Targeted, anti-clotting meds had less risk of major bleeding for rare, deadly strokes

Research Highlights:

  • In an international, retrospective analysis of  direct oral anti-clotting medications that target a single clotting factor worked just as well to prevent future clots as the older, less-specific medication warfarin, and were less likely to result in major bleeding.
  • A cerebral venous thrombosis stroke is rare yet potentially life-threatening and is more common than other types of strokes among younger adults and women.
  • Treatment for cerebral venous thrombosis includes direct oral anti-clotting medications.
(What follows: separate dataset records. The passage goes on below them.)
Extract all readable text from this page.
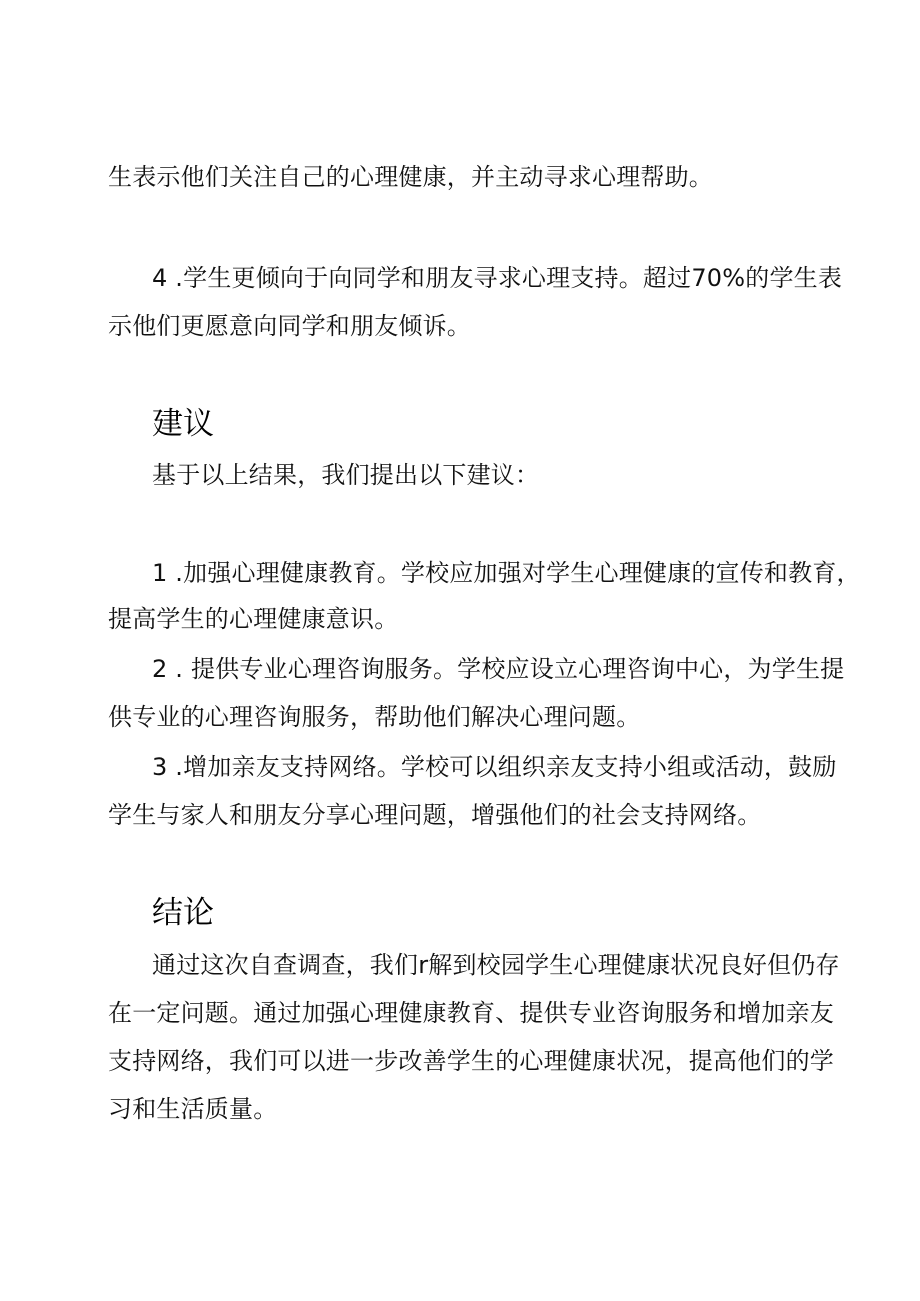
生表示他们关注自己的心理健康，并主动寻求心理帮助。
4 .学生更倾向于向同学和朋友寻求心理支持。超过70%的学生表
示他们更愿意向同学和朋友倾诉。
建议
基于以上结果，我们提出以下建议：
1 .加强心理健康教育。学校应加强对学生心理健康的宣传和教育，
提高学生的心理健康意识。
2 . 提供专业心理咨询服务。学校应设立心理咨询中心，为学生提
供专业的心理咨询服务，帮助他们解决心理问题。
3 .增加亲友支持网络。学校可以组织亲友支持小组或活动，鼓励
学生与家人和朋友分享心理问题，增强他们的社会支持网络。
结论
通过这次自查调查，我们r解到校园学生心理健康状况良好但仍存
在一定问题。通过加强心理健康教育、提供专业咨询服务和增加亲友
支持网络，我们可以进一步改善学生的心理健康状况，提高他们的学
习和生活质量。
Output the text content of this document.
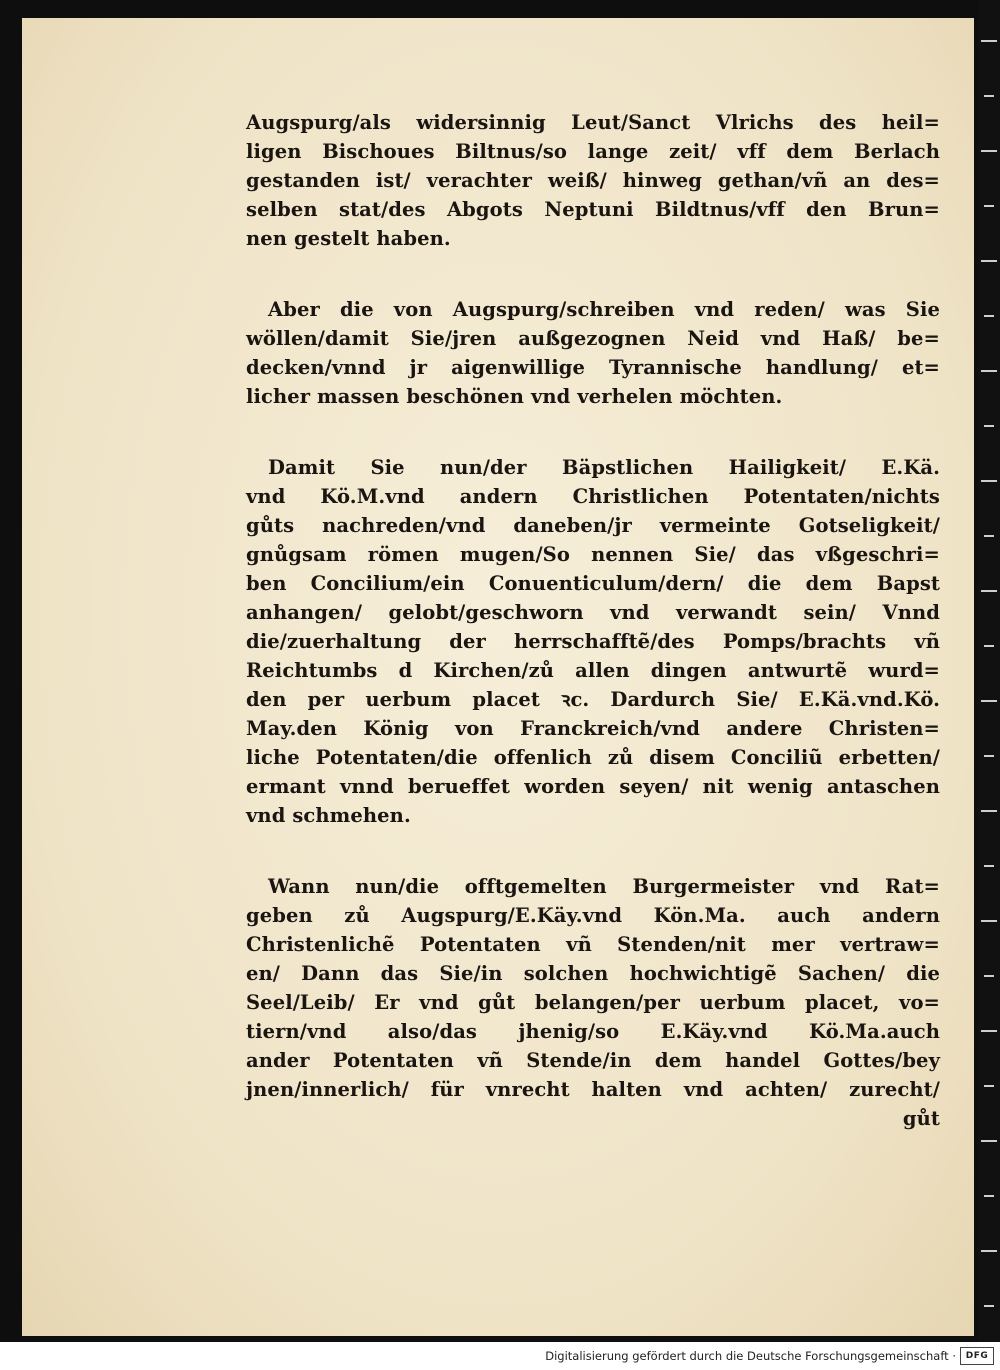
Augspurg/als widersinnig Leut/Sanct Vlrichs des heil=
ligen Bischoues Biltnus/so lange zeit/ vff dem Berlach
gestanden ist/ verachter weiß/ hinweg gethan/vñ an des=
selben stat/des Abgots Neptuni Bildtnus/vff den Brun=
nen gestelt haben.
Aber die von Augspurg/schreiben vnd reden/ was Sie
wöllen/damit Sie/jren außgezognen Neid vnd Haß/ be=
decken/vnnd jr aigenwillige Tyrannische handlung/ et=
licher massen beschönen vnd verhelen möchten.
Damit Sie nun/der Bäpstlichen Hailigkeit/ E.Kä.
vnd Kö.M.vnd andern Christlichen Potentaten/nichts
gůts nachreden/vnd daneben/jr vermeinte Gotseligkeit/
gnůgsam römen mugen/So nennen Sie/ das vßgeschri=
ben Concilium/ein Conuenticulum/dern/ die dem Bapst
anhangen/ gelobt/geschworn vnd verwandt sein/ Vnnd
die/zuerhaltung der herrschafftẽ/des Pomps/brachts vñ
Reichtumbs d Kirchen/zů allen dingen antwurtẽ wurd=
den per uerbum placet ꝛc. Dardurch Sie/ E.Kä.vnd.Kö.
May.den König von Franckreich/vnd andere Christen=
liche Potentaten/die offenlich zů disem Conciliũ erbetten/
ermant vnnd berueffet worden seyen/ nit wenig antaschen
vnd schmehen.
Wann nun/die offtgemelten Burgermeister vnd Rat=
geben zů Augspurg/E.Käy.vnd Kön.Ma. auch andern
Christenlichẽ Potentaten vñ Stenden/nit mer vertraw=
en/ Dann das Sie/in solchen hochwichtigẽ Sachen/ die
Seel/Leib/ Er vnd gůt belangen/per uerbum placet, vo=
tiern/vnd also/das jhenig/so E.Käy.vnd Kö.Ma.auch
ander Potentaten vñ Stende/in dem handel Gottes/bey
jnen/innerlich/ für vnrecht halten vnd achten/ zurecht/
gůt
Digitalisierung gefördert durch die Deutsche Forschungsgemeinschaft ·	DFG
Embargoed until 11:28 a.m. CT/12:28 p.m. ET Thursday, Feb. 10, 2022

(NewMediaWire) – February 10, 2022 – NEW ORLEANS – Direct oral anti-coagulant (anti-clotting) (DOAC) medications that target a single clotting factor work just as well to prevent future clots as the older, less-specific medication warfarin. DOACs are also less likely to result in major bleeding after a rare, life threatening stroke involving a clot blocking one of the veins that drains blood from the brain, according to preliminary late-breaking science presented today at the American Stroke Association’s International Stroke Conference 2022, a world premier meeting for researchers and clinicians dedicated to the science of stroke and brain health to be held in person in New Orleans and virtually, Feb. 9-11, 2022.

A cerebral venous thrombosis (CVT) stroke is rare, yet potentially life-threatening and is more common than other types of strokes among younger adults and women.

“Taking birth control pills and recent childbirth are two big risk factors for CVT, so that’s likely why CVT is more common among women,” said Shadi Yaghi, M.D., lead author of the study, an associate professor of neurology and the vascular neurology division chief at The Warren Alpert Medical School of Brown University in Providence, Rhode Island.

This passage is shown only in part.